Top Creditors File|New Plan for Tribune

     WILMINGTON, Del. (CN) – Two senior creditors of the Tribune Co. on Friday submitted an alternative plan of reorganization for the embattled media giant. Oaktree Capital Management and Angelo, Gordon & Co., once at odds with each other, have now forged a partnership and a plan for Tribune to exit bankruptcy proceedings.




     There are two main tenets to the plan: Tribune will be allowed to exit bankruptcy in short order, which will “maximize the value of the Estates for all creditors,” and certain claims related to the leveraged buyout will be transferred to a litigation trust for post-confirmation litigation. But only those claims that were found by independent examiner Ken Klee to have a 50 percent or better prospect of success will be allowed to proceed.
     The reorganization plan is conditioned upon failure of mediation proceedings that are to begin this week. Mediation will be presided over by U.S. Bankruptcy Judge Kevin Gross, who was appointed by Judge Kevin Carey in August, after the investigation by Klee revealed potential liabilities relating to Tribune’s 2007 leveraged buyout by billionaire Sam Zell.
     Prior to the senior creditors’ reorganization filing, the Tribune’s unsecured creditors committee — which includes JPMorgan Chase, Deutsche Bank Trust Company and the Washington-Baltimore Newspaper Guild — filed a motion seeking the right to sue Zell and others for the 2007 leveraged buyout.
     They seek derivative standing and authority to assert claims through an adversary proceeding against Tribune, but only if the scheduled mediation effort fails. The claims must get approval before a looming two-year deadline imposed by Tribune’s initial bankruptcy filing on Dec. 8, 2008.
     The Examiner Report issued in late July helped bolster the committee’s own fraud investigation into the leveraged buyout. The new claims include breach of fiduciary duty, aiding and abetting, professional malpractice and unjust enrichment.

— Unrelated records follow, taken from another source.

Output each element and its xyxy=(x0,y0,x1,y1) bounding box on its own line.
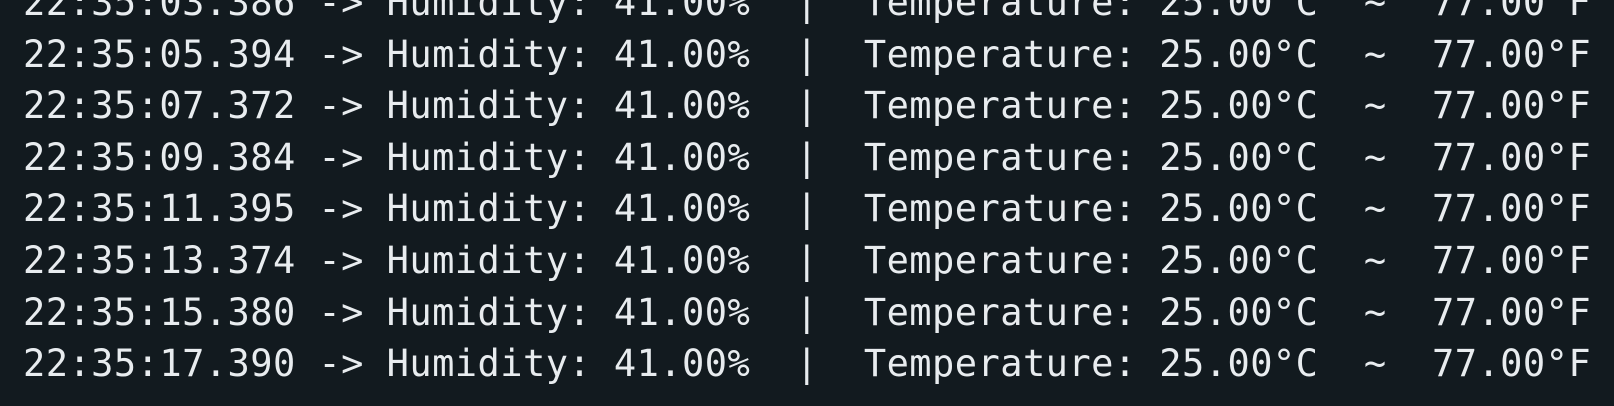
log-line: 22:35:11.395 -> Humidity: 41.00% | Tempe… xyxy=(23,187,1592,231)
log-line: 22:35:05.394 -> Humidity: 41.00% | Tempe… xyxy=(23,32,1592,76)
log-line: 22:35:17.390 -> Humidity: 41.00% | Tempe… xyxy=(23,342,1592,386)
log-line: 22:35:09.384 -> Humidity: 41.00% | Tempe… xyxy=(23,135,1592,179)
log-line: 22:35:03.386 -> Humidity: 41.00% | Tempe… xyxy=(23,0,1592,24)
serial-monitor-output[interactable]: 22:35:03.386 -> Humidity: 41.00% | Tempe… xyxy=(0,0,1614,406)
log-line: 22:35:07.372 -> Humidity: 41.00% | Tempe… xyxy=(23,84,1592,128)
log-line: 22:35:15.380 -> Humidity: 41.00% | Tempe… xyxy=(23,290,1592,334)
log-lines: 22:35:03.386 -> Humidity: 41.00% | Tempe… xyxy=(23,0,1591,390)
log-line: 22:35:13.374 -> Humidity: 41.00% | Tempe… xyxy=(23,238,1592,282)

     The committee wants to “remedy the wrongs committed by eight groups of defendants in connection with the [leveraged buyout] Transaction.” Those groups include Tribune and its subsidiaries’ boards of directors and officers who guaranteed certain indebtedness by the company during the transaction, several of Tribune’s largest shareholders, Sam Zell and his affiliated entities and Valuation Research Corp., which provided solvency opinions in connection with the buyout.

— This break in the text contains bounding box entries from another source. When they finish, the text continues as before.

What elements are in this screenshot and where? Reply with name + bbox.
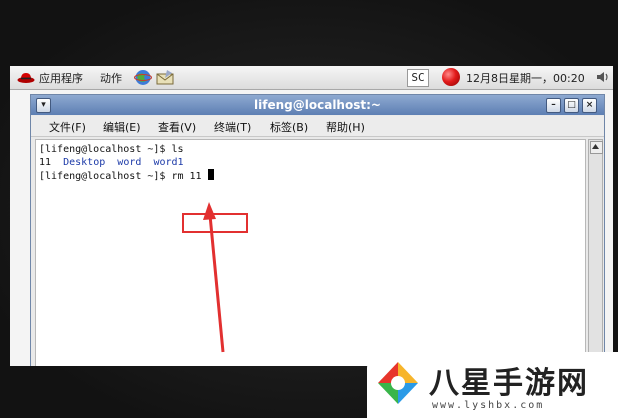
menu-view[interactable]: 查看(V) [158, 119, 196, 135]
browser-globe-icon[interactable] [134, 69, 152, 86]
minimize-icon[interactable]: – [546, 98, 561, 113]
update-notifier-icon[interactable] [442, 68, 460, 86]
annotation-highlight-box [182, 213, 248, 233]
volume-icon[interactable] [595, 70, 609, 84]
desktop-screen: 应用程序 动作 SC 12月8日星期一，00:20 ▾ lifeng@local… [10, 66, 613, 366]
terminal-line: 11 Desktop word word1 [39, 156, 184, 169]
actions-menu[interactable]: 动作 [100, 70, 122, 86]
site-url: www.lyshbx.com [432, 400, 545, 411]
window-titlebar[interactable]: ▾ lifeng@localhost:~ – □ × [31, 95, 604, 115]
terminal-output[interactable]: [lifeng@localhost ~]$ ls 11 Desktop word… [35, 139, 586, 366]
menu-bar: 文件(F) 编辑(E) 查看(V) 终端(T) 标签(B) 帮助(H) [31, 116, 604, 137]
shell-prompt: [lifeng@localhost ~]$ [39, 171, 172, 182]
site-watermark: 八星手游网 www.lyshbx.com [367, 352, 618, 418]
window-title: lifeng@localhost:~ [254, 98, 381, 112]
menu-tabs[interactable]: 标签(B) [270, 119, 308, 135]
command-text: rm 11 [171, 171, 202, 182]
terminal-line: [lifeng@localhost ~]$ rm 11 [39, 169, 214, 183]
scroll-up-triangle-icon [592, 144, 599, 149]
menu-edit[interactable]: 编辑(E) [103, 119, 141, 135]
menu-terminal[interactable]: 终端(T) [214, 119, 251, 135]
command-text: ls [171, 144, 184, 155]
terminal-scrollbar[interactable] [588, 139, 603, 366]
menu-file[interactable]: 文件(F) [49, 119, 86, 135]
applications-menu[interactable]: 应用程序 [39, 70, 83, 86]
menu-help[interactable]: 帮助(H) [326, 119, 365, 135]
close-icon[interactable]: × [582, 98, 597, 113]
mail-app-icon[interactable] [155, 69, 175, 86]
directory-entry: word1 [153, 157, 184, 168]
directory-entry: Desktop [63, 157, 106, 168]
maximize-icon[interactable]: □ [564, 98, 579, 113]
redhat-logo-icon[interactable] [17, 70, 35, 84]
terminal-line: [lifeng@localhost ~]$ ls [39, 143, 184, 156]
file-entry: 11 [39, 157, 52, 168]
site-logo-icon [378, 362, 418, 404]
input-method-indicator[interactable]: SC [407, 69, 429, 87]
top-panel: 应用程序 动作 SC 12月8日星期一，00:20 [10, 66, 613, 90]
clock[interactable]: 12月8日星期一，00:20 [466, 70, 585, 86]
site-name: 八星手游网 [429, 366, 589, 401]
text-cursor [207, 169, 214, 180]
directory-entry: word [117, 157, 142, 168]
terminal-window: ▾ lifeng@localhost:~ – □ × 文件(F) 编辑(E) 查… [30, 94, 605, 366]
shell-prompt: [lifeng@localhost ~]$ [39, 144, 172, 155]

     The proposed complaint also cites shareholder transfers made within two years of the leveraged buyout transaction date. Additionally, the unsecured creditors seek to void cash bonuses, phantom stock awards and other non-salary payments and transfers received by the directors and officers of Tribune related to the buyout.
     The motion was filed by attorneys for Chadbourne & Parke LLP and Landis Rath & Cobb LLP.